What was the Portuguese response to Angolan protesters burning their ID cards and attacking Portuguese traders in colonial Angola?
Unlike many of its European counterparts, Portugal did not plan to release its African colonies, and so it held on tightly. When, in Angola, 1961, local peasants refused to work in the cotton fields, their protest slowly escalated until Portuguese traders in the country were attacked. Portugal responded with an aerial bombardment of several defenseless villages, using both napalm and conventional weaponry.
What was Israel's first move in the 6-Day War?
When Israel's neighbors simultaneous invaded shortly after Israel's recognition as a state by the UN, the young nation fought back and won. Tensions continued to simmer, and some of Israel's neighbors began to mass their militaries at their borders with Israel. Israeli intelligence said an invasion was imminent, so Israel decided to make the first move, which consisted of a surprise attack on Egypt's air force, bombing their air strips and strafing their aircraft.
What element was key to Israel's 38th Armored Division's victory against Egypt's 2nd Infantry Division, 6th Tank Regiment, 1 Mechanised antitank battalion, and additional artillery and infantry battalions?
While Israel's tank forces sent to face Egypt were certainly more numerous, their victory's most important element was that they had much better technology. The bulk of Egypt's armor was WW2-era Soviet weaponry, and their specialist anti-tank weapons were no match for the least powerful tank in Israel's army: the newly minted AMX-13s. The AMX-13s, Centurions, and Super Shermans were all more or less impervious to Egypt's biggest guns. Certainly strategy, psychology and numbers had their roles in the battle, but any of those advantages could be lost and technology would still have made the difference.
What tool did Iran use to effect the Al Faw peninsula landing?
Iran used fake news reports to create a panic which allowed them to insert forces into Al Faw, and the weather, which, amazingly, featured torrential rain, meant that Iraq could not use its armor to retake the position.
What October, 1947 invasion resulted in a hot border conflict that lasts through today?

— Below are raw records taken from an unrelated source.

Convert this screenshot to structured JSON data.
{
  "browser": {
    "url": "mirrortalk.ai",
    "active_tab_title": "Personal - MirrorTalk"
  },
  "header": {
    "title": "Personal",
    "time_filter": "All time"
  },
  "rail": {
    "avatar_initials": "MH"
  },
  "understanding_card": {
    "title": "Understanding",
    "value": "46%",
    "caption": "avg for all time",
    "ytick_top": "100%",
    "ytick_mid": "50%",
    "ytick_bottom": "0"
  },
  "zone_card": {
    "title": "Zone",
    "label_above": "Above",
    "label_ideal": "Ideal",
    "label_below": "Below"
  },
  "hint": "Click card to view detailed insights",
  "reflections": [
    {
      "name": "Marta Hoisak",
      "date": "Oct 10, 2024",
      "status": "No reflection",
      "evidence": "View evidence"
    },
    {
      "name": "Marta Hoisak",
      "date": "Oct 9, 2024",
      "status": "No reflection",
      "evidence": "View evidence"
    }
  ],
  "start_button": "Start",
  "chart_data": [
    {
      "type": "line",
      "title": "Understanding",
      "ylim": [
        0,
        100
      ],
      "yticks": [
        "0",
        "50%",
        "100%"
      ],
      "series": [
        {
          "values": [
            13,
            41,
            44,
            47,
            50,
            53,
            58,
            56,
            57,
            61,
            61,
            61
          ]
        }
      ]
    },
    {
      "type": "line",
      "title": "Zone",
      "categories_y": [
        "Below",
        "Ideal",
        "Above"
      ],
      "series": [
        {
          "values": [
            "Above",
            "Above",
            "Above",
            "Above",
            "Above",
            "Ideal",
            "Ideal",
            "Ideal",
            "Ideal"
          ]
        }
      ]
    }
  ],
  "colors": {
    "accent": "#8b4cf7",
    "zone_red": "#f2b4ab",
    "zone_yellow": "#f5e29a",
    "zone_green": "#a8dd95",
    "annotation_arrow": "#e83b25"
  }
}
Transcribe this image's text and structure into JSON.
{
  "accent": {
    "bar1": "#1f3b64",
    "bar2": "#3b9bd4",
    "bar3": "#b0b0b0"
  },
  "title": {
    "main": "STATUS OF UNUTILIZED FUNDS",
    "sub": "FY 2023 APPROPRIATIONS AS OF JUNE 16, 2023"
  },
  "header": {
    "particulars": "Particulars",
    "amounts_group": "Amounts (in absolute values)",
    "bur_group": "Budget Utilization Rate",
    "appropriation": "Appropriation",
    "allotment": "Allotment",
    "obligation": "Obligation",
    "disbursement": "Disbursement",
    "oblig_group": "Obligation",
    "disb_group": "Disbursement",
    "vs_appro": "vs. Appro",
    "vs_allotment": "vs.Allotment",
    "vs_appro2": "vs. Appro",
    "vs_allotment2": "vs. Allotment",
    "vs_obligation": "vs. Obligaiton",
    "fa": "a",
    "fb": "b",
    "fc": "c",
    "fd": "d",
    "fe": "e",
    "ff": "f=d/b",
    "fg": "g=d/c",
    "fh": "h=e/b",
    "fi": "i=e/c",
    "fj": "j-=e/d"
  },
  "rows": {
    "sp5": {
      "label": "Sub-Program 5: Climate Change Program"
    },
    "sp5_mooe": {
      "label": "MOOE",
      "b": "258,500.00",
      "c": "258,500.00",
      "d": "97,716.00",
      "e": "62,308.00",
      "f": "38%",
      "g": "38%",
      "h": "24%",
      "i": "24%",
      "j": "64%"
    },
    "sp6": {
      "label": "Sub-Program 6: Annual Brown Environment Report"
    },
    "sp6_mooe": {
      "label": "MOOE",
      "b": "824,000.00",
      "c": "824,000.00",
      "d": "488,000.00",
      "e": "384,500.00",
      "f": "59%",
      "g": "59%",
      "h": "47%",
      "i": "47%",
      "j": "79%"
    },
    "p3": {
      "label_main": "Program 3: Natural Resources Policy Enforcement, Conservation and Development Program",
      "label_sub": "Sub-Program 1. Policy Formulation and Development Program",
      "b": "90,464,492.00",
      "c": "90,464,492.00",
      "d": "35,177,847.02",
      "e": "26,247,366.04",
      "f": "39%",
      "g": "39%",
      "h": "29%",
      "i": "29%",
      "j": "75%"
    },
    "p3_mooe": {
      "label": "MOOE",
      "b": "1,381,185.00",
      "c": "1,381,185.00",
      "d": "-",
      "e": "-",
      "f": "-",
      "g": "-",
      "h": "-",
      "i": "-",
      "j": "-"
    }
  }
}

Kashmir could have gone either way when the British decreed that Pakistan and India would be two countries. When a local rebellion broke out in Kashmir, the Pakistani army invaded in to support the rebellion against the Kashmiri government. India agreed to support the Kashmiri government provided that the Maharaja of Kashmir would hand his power to India, and he agreed. No sooner had this agreement been put on paper than the Indian army invaded Kashmir and the first Indian-Pakistani war began.
What was at stake in the 1903 conflict between Bolivia and Brazil?
When it became clear how much latex was available in the jungles around Acre, Bolivia, a huge number of people came to collect, including many Brazilians. When the Brazilians kicked all the Bolivians out of the Bolivian city of Acre, the Bolivian military went in to take it back. Then Brazil sent their military. In the end, the Bolivians surrendered. Later, a treaty would be signed giving Acre to Brazil in exchange for two million pounds and a railroad, both of which took decades to materialize.
What 1974 invasion divided a popular European vacation spot?
In 1974, the independent island The Republic of Cyprus was invaded by Turkey. The island had been a British possession until 1960, but the coalition of ethnic Greeks and Turks on the island fell apart and it looked like the Turks were becoming second class citizens. The island had (and has) elements of both the Greek military and the Turkish military, and in 1974, the Greek military overthrew the government. In response, the Turks invaded, taking nearly half of the island. Today, both nations manage a strange dance as bits of Cyprus change hands based on time of day.